Ubuntu maker Canonical's Anbox Cloud offers remote Android apps, games

Game streaming might be one of the buzzwords in the gaming industry today but the idea of accessing computers hosted elsewhere has long existed even before "streaming" itself became a thing. Remote desktop access isn't exactly new but Canonical, the company behind one of the most popular Linux distributions on the planet, is putting a unique twist to that idea by delivering not Windows or even Linux but Android on a cloud.

You might wonder why a Linux distributor would suddenly offer a cloud service that doesn't directly involve Linux. Canonical actually already has a number of cloud-centric services and products, something that has generated a bit of controversy in Linux circles. But let's face it, there are just some apps and services that are not available on Linux and Android may be the best way to access those.

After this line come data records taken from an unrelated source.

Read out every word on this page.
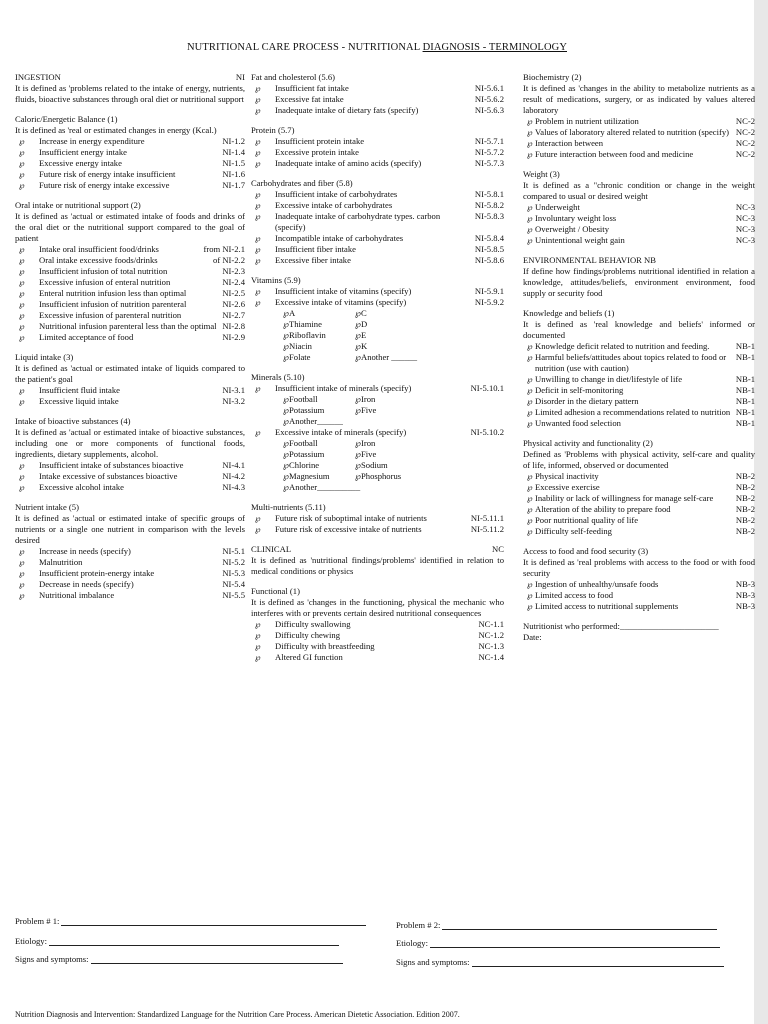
NUTRITIONAL CARE PROCESS - NUTRITIONAL DIAGNOSIS - TERMINOLOGY
INGESTION	NI
It is defined as 'problems related to the intake of energy, nutrients, fluids, bioactive substances through oral diet or nutritional support
Caloric/Energetic Balance (1)
It is defined as 'real or estimated changes in energy (Kcal.)
℘ Increase in energy expenditure	NI-1.2
℘ Insufficient energy intake	NI-1.4
℘ Excessive energy intake	NI-1.5
℘ Future risk of energy intake insufficient	NI-1.6
℘ Future risk of energy intake excessive	NI-1.7
Oral intake or nutritional support (2)
It is defined as 'actual or estimated intake of foods and drinks of the oral diet or the nutritional support compared to the goal of patient
℘ Intake oral insufficient food/drinks	from NI-2.1
℘ Oral intake excessive foods/drinks	of NI-2.2
℘ Insufficient infusion of total nutrition	NI-2.3
℘ Excessive infusion of enteral nutrition	NI-2.4
℘ Enteral nutrition infusion less than optimal	NI-2.5
℘ Insufficient infusion of nutrition parenteral	NI-2.6
℘ Excessive infusion of parenteral nutrition	NI-2.7
℘ Nutritional infusion parenteral less than the optimal NI-2.8
℘ Limited acceptance of food	NI-2.9
Liquid intake (3)
It is defined as 'actual or estimated intake of liquids compared to the patient's goal
℘ Insufficient fluid intake	NI-3.1
℘ Excessive liquid intake	NI-3.2
Intake of bioactive substances (4)
It is defined as 'actual or estimated intake of bioactive substances, including one or more components of functional foods, ingredients, dietary supplements, alcohol.
℘ Insufficient intake of substances bioactive	NI-4.1
℘ Intake excessive of substances bioactive	NI-4.2
℘ Excessive alcohol intake	NI-4.3
Nutrient intake (5)
It is defined as 'actual or estimated intake of specific groups of nutrients or a single one nutrient in comparison with the levels desired
℘ Increase in needs (specify)	NI-5.1
℘ Malnutrition	NI-5.2
℘ Insufficient protein-energy intake	NI-5.3
℘ Decrease in needs (specify)	NI-5.4
℘ Nutritional imbalance	NI-5.5
Fat and cholesterol (5.6)
℘ Insufficient fat intake	NI-5.6.1
℘ Excessive fat intake	NI-5.6.2
℘ Inadequate intake of dietary fats (specify)	NI-5.6.3
Protein (5.7)
℘ Insufficient protein intake	NI-5.7.1
℘ Excessive protein intake	NI-5.7.2
℘ Inadequate intake of amino acids (specify)	NI-5.7.3
Carbohydrates and fiber (5.8)
℘ Insufficient intake of carbohydrates	NI-5.8.1
℘ Excessive intake of carbohydrates	NI-5.8.2
℘ Inadequate intake of carbohydrate types. carbon (specify)
NI-5.8.3
℘ Incompatible intake of carbohydrates	NI-5.8.4
℘ Insufficient fiber intake	NI-5.8.5
℘ Excessive fiber intake	NI-5.8.6
Vitamins (5.9)
℘ Insufficient intake of vitamins (specify)	NI-5.9.1
℘ Excessive intake of vitamins (specify)	NI-5.9.2
℘A	℘C
℘Thiamine	℘D
℘Riboflavin	℘E
℘Niacin	℘K
℘Folate	℘Another ______
Minerals (5.10)
℘ Insufficient intake of minerals (specify)	NI-5.10.1
℘Football	℘Iron
℘Potassium	℘Five
℘Another______
℘ Excessive intake of minerals (specify)	NI-5.10.2
℘Football	℘Iron
℘Potassium	℘Five
℘Chlorine	℘Sodium
℘Magnesium	℘Phosphorus
℘Another__________
Multi-nutrients (5.11)
℘ Future risk of suboptimal intake of nutrients	NI-5.11.1
℘ Future risk of excessive intake of nutrients	NI-5.11.2
CLINICAL	NC
It is defined as 'nutritional findings/problems' identified in relation to medical conditions or physics
Functional (1)
It is defined as 'changes in the functioning, physical the mechanic who interferes with or prevents certain desired nutritional consequences
℘ Difficulty swallowing	NC-1.1
℘ Difficulty chewing	NC-1.2
℘ Difficulty with breastfeeding	NC-1.3
℘ Altered GI function	NC-1.4
Biochemistry (2)
It is defined as 'changes in the ability to metabolize nutrients as a result of medications, surgery, or as indicated by values altered laboratory
℘ Problem in nutrient utilization	NC-2
℘ Values of laboratory altered related to nutrition (specify) NC-2
℘ Interaction between	NC-2
℘ Future interaction between food and medicine	NC-2
Weight (3)
It is defined as a "chronic condition or change in the weight compared to usual or desired weight
℘ Underweight	NC-3
℘ Involuntary weight loss	NC-3
℘ Overweight / Obesity	NC-3
℘ Unintentional weight gain	NC-3
ENVIRONMENTAL BEHAVIOR NB
If define how findings/problems nutritional identified in relation a knowledge, attitudes/beliefs, environment environment, food supply or security food
Knowledge and beliefs (1)
It is defined as 'real knowledge and beliefs' informed or documented
℘ Knowledge deficit related to nutrition and feeding.	NB-1
℘ Harmful beliefs/attitudes about topics related to food or nutrition (use with caution)
NB-1
℘ Unwilling to change in diet/lifestyle of life	NB-1
℘ Deficit in self-monitoring	NB-1
℘ Disorder in the dietary pattern	NB-1
℘ Limited adhesion a recommendations related to nutrition NB-1
℘ Unwanted food selection	NB-1
Physical activity and functionality (2)
Defined as 'Problems with physical activity, self-care and quality of life, informed, observed or documented
℘ Physical inactivity	NB-2
℘ Excessive exercise	NB-2
℘ Inability or lack of willingness for manage self-care	NB-2
℘ Alteration of the ability to prepare food	NB-2
℘ Poor nutritional quality of life	NB-2
℘ Difficulty self-feeding	NB-2
Access to food and food security (3)
It is defined as 'real problems with access to the food or with food security
℘ Ingestion of unhealthy/unsafe foods	NB-3
℘ Limited access to food	NB-3
℘ Limited access to nutritional supplements	NB-3
Nutritionist who performed:_______________________
Date:
Problem # 1:	Problem # 2:
Etiology:	Etiology:
Signs and symptoms:	Signs and symptoms:
Nutrition Diagnosis and Intervention: Standardized Language for the Nutrition Care Process. American Dietetic Association. Edition 2007.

While Canonical boasts of how Anbox Cloud runs on Canonical's infrastructure and Ubuntu, the real enabler here is Anbox. The open source software is one of the few existing projects that allow running Android apps on Linux. Unlike an emulator that runs the entire Android OS in a window, Anbox utilizes Linux containers to make apps feel like they were native Linux apps.

The idea of remote Android access might be novel in itself but Canonical is also billing Anbox Cloud as its answer to the game streaming trend, potentially utilizing it as a distribution channel for mobile games. Of course, the service also has more serious uses, like accessing enterprise apps available only on Android or testing apps without having an Android device on hand.

Whether those reasons will be enough to make Anbox Cloud fly is a very big question mark. It's definitely not something end users will be able to experience directly, as Canonical is marketing it at telcos and companies. With billions of Android devices in the market, some of them costing less than $100, it might be a hard sell, especially with 5G adoption still underway.